Mesin jet RD-93, Rusia berencana menjual 100 RD-93 pada Cina yang akan dipasang pada jet tempur FC-1/JF-1. (Foto: china-defense.blogspot)

06 Juli 2010 -- Pabrik pesawat Rusia MiG dan Sukhoi menentang penjualan mesin jet RD-93 pada Cina, yang akan mengancam pemasaran jet tempur buatan mereka. Cina telah menjual jet tempur ke beberapa negara dengan harga sangat murah.
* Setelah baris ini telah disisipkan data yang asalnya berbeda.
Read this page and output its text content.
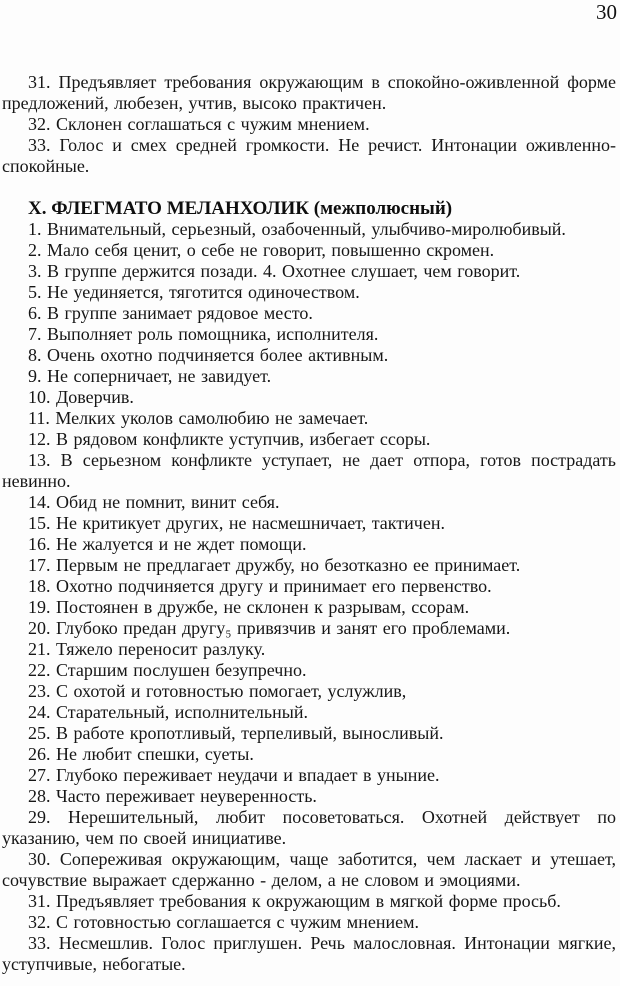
30

31. Предъявляет требования окружающим в спокойно-оживленной форме предложений, любезен, учтив, высоко практичен.

32. Склонен соглашаться с чужим мнением.

33. Голос и смех средней громкости. Не речист. Интонации оживленно-спокойные.

Х. ФЛЕГМАТО МЕЛАНХОЛИК (межполюсный)

1. Внимательный, серьезный, озабоченный, улыбчиво-миролюбивый.

2. Мало себя ценит, о себе не говорит, повышенно скромен.

3. В группе держится позади. 4. Охотнее слушает, чем говорит.

5. Не уединяется, тяготится одиночеством.

6. В группе занимает рядовое место.

7. Выполняет роль помощника, исполнителя.

8. Очень охотно подчиняется более активным.

9. Не соперничает, не завидует.

10. Доверчив.

11. Мелких уколов самолюбию не замечает.

12. В рядовом конфликте уступчив, избегает ссоры.

13. В серьезном конфликте уступает, не дает отпора, готов пострадать невинно.

14. Обид не помнит, винит себя.

15. Не критикует других, не насмешничает, тактичен.

16. Не жалуется и не ждет помощи.

17. Первым не предлагает дружбу, но безотказно ее принимает.

18. Охотно подчиняется другу и принимает его первенство.

19. Постоянен в дружбе, не склонен к разрывам, ссорам.

20. Глубоко предан другу₅ привязчив и занят его проблемами.

21. Тяжело переносит разлуку.

22. Старшим послушен безупречно.

23. С охотой и готовностью помогает, услужлив,

24. Старательный, исполнительный.

25. В работе кропотливый, терпеливый, выносливый.

26. Не любит спешки, суеты.

27. Глубоко переживает неудачи и впадает в уныние.

28. Часто переживает неуверенность.

29. Нерешительный, любит посоветоваться. Охотней действует по указанию, чем по своей инициативе.

30. Сопереживая окружающим, чаще заботится, чем ласкает и утешает, сочувствие выражает сдержанно - делом, а не словом и эмоциями.

31. Предъявляет требования к окружающим в мягкой форме просьб.

32. С готовностью соглашается с чужим мнением.

33. Несмешлив. Голос приглушен. Речь малословная. Интонации мягкие, уступчивые, небогатые.
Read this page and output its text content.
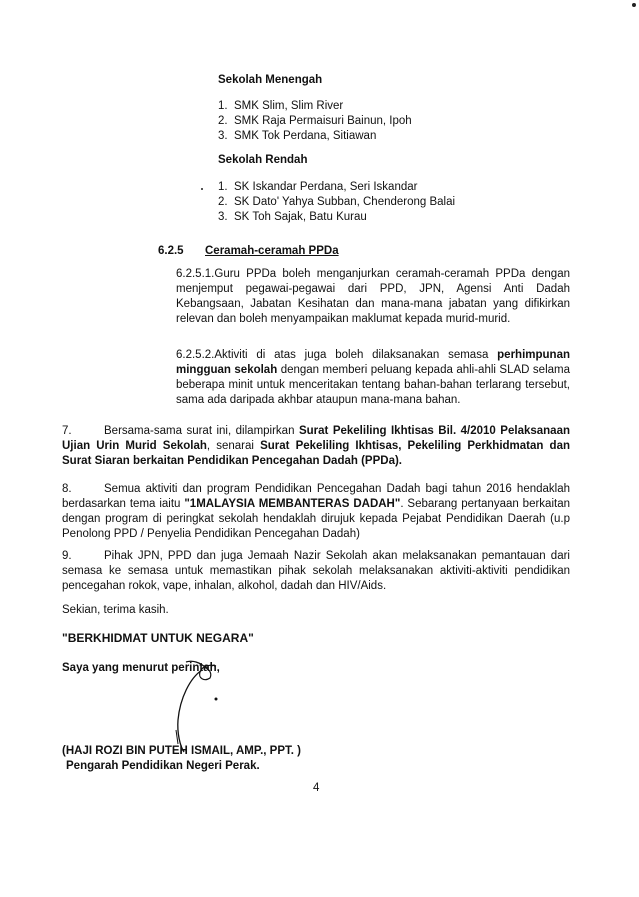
Sekolah Menengah
1. SMK Slim, Slim River
2. SMK Raja Permaisuri Bainun, Ipoh
3. SMK Tok Perdana, Sitiawan
Sekolah Rendah
1. SK Iskandar Perdana, Seri Iskandar
2. SK Dato' Yahya Subban, Chenderong Balai
3. SK Toh Sajak, Batu Kurau
6.2.5 Ceramah-ceramah PPDa
6.2.5.1. Guru PPDa boleh menganjurkan ceramah-ceramah PPDa dengan menjemput pegawai-pegawai dari PPD, JPN, Agensi Anti Dadah Kebangsaan, Jabatan Kesihatan dan mana-mana jabatan yang difikirkan relevan dan boleh menyampaikan maklumat kepada murid-murid.
6.2.5.2. Aktiviti di atas juga boleh dilaksanakan semasa perhimpunan mingguan sekolah dengan memberi peluang kepada ahli-ahli SLAD selama beberapa minit untuk menceritakan tentang bahan-bahan terlarang tersebut, sama ada daripada akhbar ataupun mana-mana bahan.
7.	Bersama-sama surat ini, dilampirkan Surat Pekeliling Ikhtisas Bil. 4/2010 Pelaksanaan Ujian Urin Murid Sekolah, senarai Surat Pekeliling Ikhtisas, Pekeliling Perkhidmatan dan Surat Siaran berkaitan Pendidikan Pencegahan Dadah (PPDa).
8.	Semua aktiviti dan program Pendidikan Pencegahan Dadah bagi tahun 2016 hendaklah berdasarkan tema iaitu "1MALAYSIA MEMBANTERAS DADAH". Sebarang pertanyaan berkaitan dengan program di peringkat sekolah hendaklah dirujuk kepada Pejabat Pendidikan Daerah (u.p Penolong PPD / Penyelia Pendidikan Pencegahan Dadah)
9.	Pihak JPN, PPD dan juga Jemaah Nazir Sekolah akan melaksanakan pemantauan dari semasa ke semasa untuk memastikan pihak sekolah melaksanakan aktiviti-aktiviti pendidikan pencegahan rokok, vape, inhalan, alkohol, dadah dan HIV/Aids.
Sekian, terima kasih.
"BERKHIDMAT UNTUK NEGARA"
Saya yang menurut perintah,
(HAJI ROZI BIN PUTEH ISMAIL, AMP., PPT. )
Pengarah Pendidikan Negeri Perak.
4
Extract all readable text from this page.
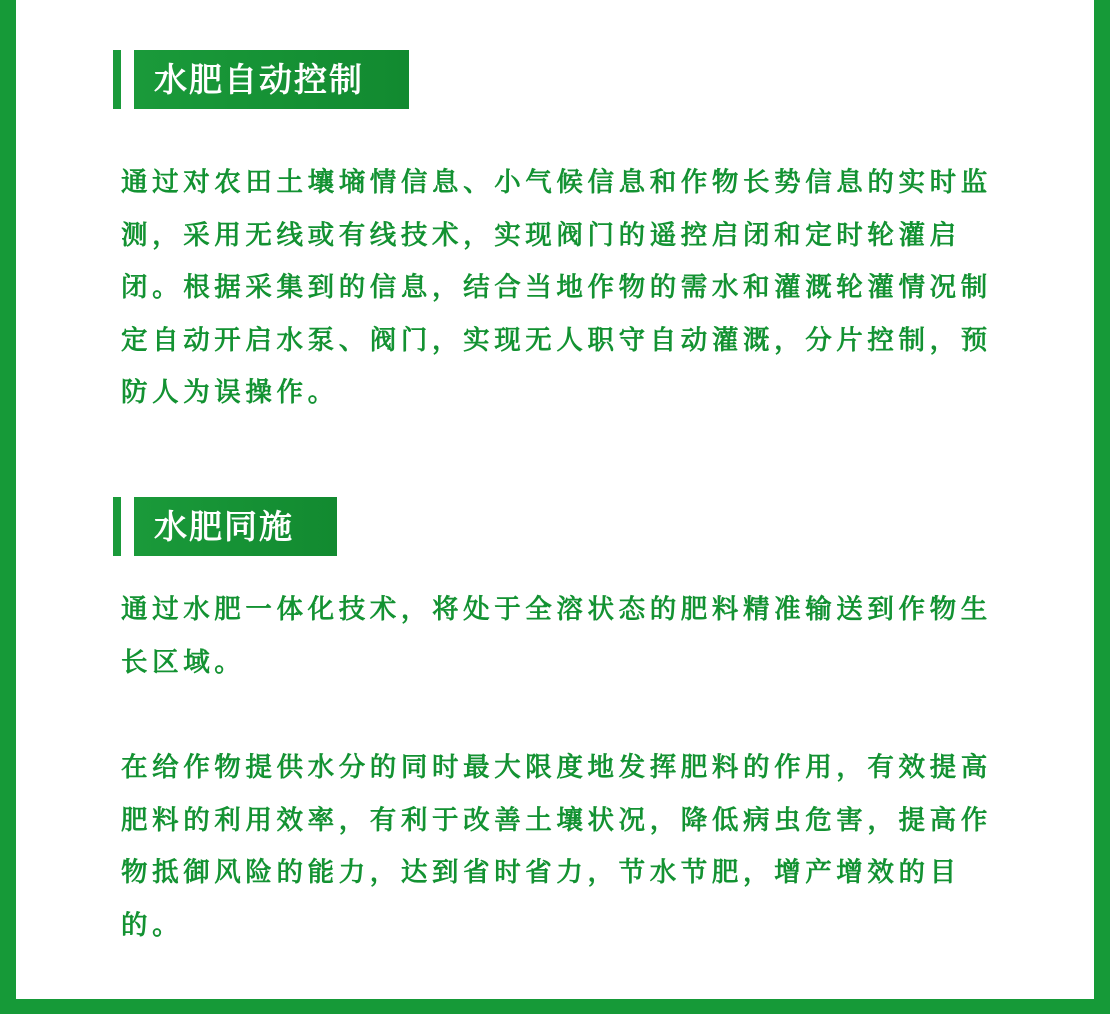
水肥自动控制

通过对农田土壤墒情信息、小气候信息和作物长势信息的实时监测，采用无线或有线技术，实现阀门的遥控启闭和定时轮灌启闭。根据采集到的信息，结合当地作物的需水和灌溉轮灌情况制定自动开启水泵、阀门，实现无人职守自动灌溉，分片控制，预防人为误操作。

水肥同施

通过水肥一体化技术，将处于全溶状态的肥料精准输送到作物生长区域。

在给作物提供水分的同时最大限度地发挥肥料的作用，有效提高肥料的利用效率，有利于改善土壤状况，降低病虫危害，提高作物抵御风险的能力，达到省时省力，节水节肥，增产增效的目的。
Rosoboronexport perusahaan yang memonopoli penjualan senjata Rusia ke negara ketiga, berencana menandatangani kontrak penjualan 100 mesin jet RD-93 untuk jet tempur FC-1, merupakan pesaing jet tempur buatan Rusia MiG-29 Fulcrum.

Pimpinan MiG dan Sukhoi Mikhail Pogosyan mengatakan re-ekspor teknologi harus disetujui oleh pihak pabrikan pemilik teknologi tersebut untuk menghindari kompetisi tidak sehat.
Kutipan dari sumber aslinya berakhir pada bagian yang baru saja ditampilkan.